Our phones are glued to our hands, our Instagram feeds are constantly refreshed, our time spent with others has become time spent looking at our respective devices, and our time spent with Christ is interrupted by text messages, phone calls, and Facebook notifications. We’ve lost the ability to be still, to engage others, to disconnect from technology and connect with those around us. We’ve turned this good gift of technology into an idol. We’ve traded our ability and desire to connect and be known with a crutch to avoid eye contact, uncomfortable situations, and being asked questions that actually let people in on who we really are. We’ve replaced getting to know someone organically with doing our research on social media and letting others just fill in the blanks. The only problem is that social media tends to present a very skewed image of someone. Your best self is what tends to be presented to the world. Everyone can see your happiness, your victories, your “perfect” life. What people can’t see is your hurt, your pain, your insecurities, your struggle, your need, your discomfort, your loneliness, your brokenness, etc. We live our lives through a lens with a very narrow scope, while missing out on the fullness of life and relationships. Our scope is narrow, but our need runs deep. We often trade opportunities for vulnerability, growth, tension, and discomfort for the comfort of a phone that tells us we’re connected without having to actually allow yourself to be known and know others.
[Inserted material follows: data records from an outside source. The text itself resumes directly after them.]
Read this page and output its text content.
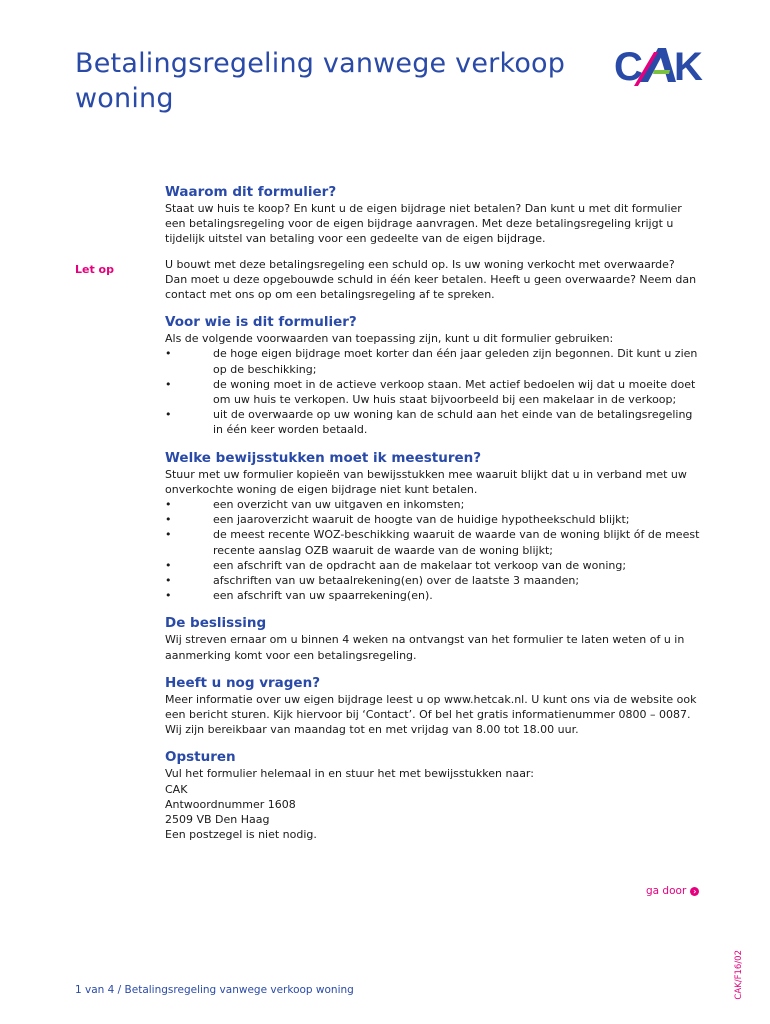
Betalingsregeling vanwege verkoop woning
C K
Let op
Waarom dit formulier?

Staat uw huis te koop? En kunt u de eigen bijdrage niet betalen? Dan kunt u met dit formulier een betalingsregeling voor de eigen bijdrage aanvragen. Met deze betalingsregeling krijgt u tijdelijk uitstel van betaling voor een gedeelte van de eigen bijdrage.

U bouwt met deze betalingsregeling een schuld op. Is uw woning verkocht met overwaarde? Dan moet u deze opgebouwde schuld in één keer betalen. Heeft u geen overwaarde? Neem dan contact met ons op om een betalingsregeling af te spreken.

Voor wie is dit formulier?

Als de volgende voorwaarden van toepassing zijn, kunt u dit formulier gebruiken:

• de hoge eigen bijdrage moet korter dan één jaar geleden zijn begonnen. Dit kunt u zien op de beschikking;
• de woning moet in de actieve verkoop staan. Met actief bedoelen wij dat u moeite doet om uw huis te verkopen. Uw huis staat bijvoorbeeld bij een makelaar in de verkoop;
• uit de overwaarde op uw woning kan de schuld aan het einde van de betalingsregeling in één keer worden betaald.
Welke bewijsstukken moet ik meesturen?

Stuur met uw formulier kopieën van bewijsstukken mee waaruit blijkt dat u in verband met uw onverkochte woning de eigen bijdrage niet kunt betalen.

• een overzicht van uw uitgaven en inkomsten;
• een jaaroverzicht waaruit de hoogte van de huidige hypotheekschuld blijkt;
• de meest recente WOZ-beschikking waaruit de waarde van de woning blijkt óf de meest recente aanslag OZB waaruit de waarde van de woning blijkt;
• een afschrift van de opdracht aan de makelaar tot verkoop van de woning;
• afschriften van uw betaalrekening(en) over de laatste 3 maanden;
• een afschrift van uw spaarrekening(en).
De beslissing

Wij streven ernaar om u binnen 4 weken na ontvangst van het formulier te laten weten of u in aanmerking komt voor een betalingsregeling.

Heeft u nog vragen?

Meer informatie over uw eigen bijdrage leest u op www.hetcak.nl. U kunt ons via de website ook een bericht sturen. Kijk hiervoor bij ‘Contact’. Of bel het gratis informatienummer 0800 – 0087. Wij zijn bereikbaar van maandag tot en met vrijdag van 8.00 tot 18.00 uur.

Opsturen

Vul het formulier helemaal in en stuur het met bewijsstukken naar:

CAK

Antwoordnummer 1608

2509 VB Den Haag

Een postzegel is niet nodig.

ga door ›
CAK/F16/02
1 van 4 / Betalingsregeling vanwege verkoop woning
As Christ followers, we were created to spur one another on for the gospel, to get down into the nitty gritty of life with those around us, to walk with each other in the messiness of life, and point back to Christ. It’s not easy or comfortable to let people see the depths of our brokenness, but part of bringing darkness into the light is allowing the body of Christ to do what it was created for. Share your grief, pray for one another, reach out, listen, and put your phone or smart watch on silent. Be fully present when you are with people and seek true depth. Don’t run from the uncomfortable, press into it, and see the beauty of Christ working when the darkness is brought into the light in the presence of fellow believers. Allow others to be there for you and push you towards the things of Christ, allow room for those opportunities to happen, and don’t run from them when they do. Don’t sacrifice the opportunity to build relationships for a sense of false connection that social media can bring. Don’t miss the opportunities to meet people where they are truly at because your nose is buried too deep in your screen. Don’t miss the chance to bear one another’s burdens, share the gospel, and spur your brothers and sister’s towards the things of Christ because you don’t look up long enough to see the need.
What if instead of pulling your phone out while you’re waiting for church or that event you’re attending to start, you took the time to get to know the person sitting next to you. What if you used that opportunity at the doctor’s office to share the gospel with the person in the waiting room rather than getting caught up on what’s happening in the lives of people we barely know or only know on a surface level. Take the time to get to know the person behind the Instagram or Facebook feed. I can guarantee that their life isn’t always the Instagram worthy, picture perfect image that’s usually on display. They’re just as broken and in need of Jesus and community as you are. Forget the quick facts list that’s so readily available at your fingertips, and take the time to really know people and allow yourself to be known.
We’re never going to make it in this world alone. Community is necessary. Sometimes community looks like encouraging each other via social media, text, or phone call when life just doesn’t slow down or there are miles between us, but a majority of the time it requires stepping out from behind the screen and living life with each other, truly doing life side-by-side. We are image bearers of God, but we are image bearers of a triune God. We were made for community with Christ at the center.